Research published this week confirms what many suppliers have long suspected: they are investing too much in promotional activity and winning very little in return.
David Bridges, chief executive of Billetts Marketing Sciences, which conducted the survey in conjunction with The Grocer, said that, on average, suppliers sell 25% of their volume on promotion and many expect to do more promotions in the coming 12 months.
“But the key point is that almost half of manufacturers think they spend too much, or far too much, on promotions, compared with 9% who would like to do more,” said Bridges.
However, 89% of those quizzed thought retailers benefited most from promotions, largely because of their strong negotiating power.
Bridges added that the real concern from manufacturers
was their failure to drive profit through promotions - a view held by 65% of respondents.

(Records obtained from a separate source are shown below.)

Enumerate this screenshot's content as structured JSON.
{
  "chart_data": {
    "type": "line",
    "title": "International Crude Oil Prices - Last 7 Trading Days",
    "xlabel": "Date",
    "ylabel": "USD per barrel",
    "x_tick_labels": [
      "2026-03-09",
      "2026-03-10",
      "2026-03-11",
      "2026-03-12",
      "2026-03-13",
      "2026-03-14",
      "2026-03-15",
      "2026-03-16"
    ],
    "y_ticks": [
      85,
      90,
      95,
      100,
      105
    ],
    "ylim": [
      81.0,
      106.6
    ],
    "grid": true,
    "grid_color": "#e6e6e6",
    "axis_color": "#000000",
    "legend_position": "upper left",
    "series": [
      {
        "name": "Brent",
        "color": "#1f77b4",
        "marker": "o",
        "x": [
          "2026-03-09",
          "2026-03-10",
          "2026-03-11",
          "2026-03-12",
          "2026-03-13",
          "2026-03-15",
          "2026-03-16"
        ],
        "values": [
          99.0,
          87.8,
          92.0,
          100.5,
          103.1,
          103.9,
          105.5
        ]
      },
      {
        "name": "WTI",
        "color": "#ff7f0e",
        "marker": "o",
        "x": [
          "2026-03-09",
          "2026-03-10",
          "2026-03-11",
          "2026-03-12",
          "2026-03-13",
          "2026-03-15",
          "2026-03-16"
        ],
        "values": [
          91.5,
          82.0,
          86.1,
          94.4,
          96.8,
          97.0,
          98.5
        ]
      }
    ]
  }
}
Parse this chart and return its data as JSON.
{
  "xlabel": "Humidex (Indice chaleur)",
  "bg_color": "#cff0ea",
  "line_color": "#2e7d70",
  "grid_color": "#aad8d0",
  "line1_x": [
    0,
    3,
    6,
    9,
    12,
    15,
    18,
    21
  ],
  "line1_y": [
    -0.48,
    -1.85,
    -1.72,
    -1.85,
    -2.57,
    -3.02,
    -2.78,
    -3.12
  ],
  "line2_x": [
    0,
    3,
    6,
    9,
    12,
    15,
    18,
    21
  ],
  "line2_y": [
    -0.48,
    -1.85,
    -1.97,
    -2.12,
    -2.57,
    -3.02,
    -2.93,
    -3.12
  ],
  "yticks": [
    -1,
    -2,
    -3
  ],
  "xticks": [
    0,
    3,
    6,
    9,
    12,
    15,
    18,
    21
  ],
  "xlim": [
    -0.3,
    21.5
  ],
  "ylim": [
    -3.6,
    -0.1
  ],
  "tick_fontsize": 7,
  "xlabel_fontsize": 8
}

The survey also revealed resistance to everyday low pricing among suppliers. Almost two-thirds dismissed the idea that EDLP was good for their category and some said it destroyed value. Others said pure EDLP did not exist: they were instead being asked to support EDLP-plus policies.
The survey’s finding were
unveiled at a seminar organised by The Grocer to explore one of the hottest topics in the industry: how suppliers can take control of their trade investment.
Promotions are a vital area, yet little quality data is available - which is why Billetts and The Grocer conducted this major research. Respondents included suppliers of branded and own label products, of all sizes, with a combined annual turnover of £14bn.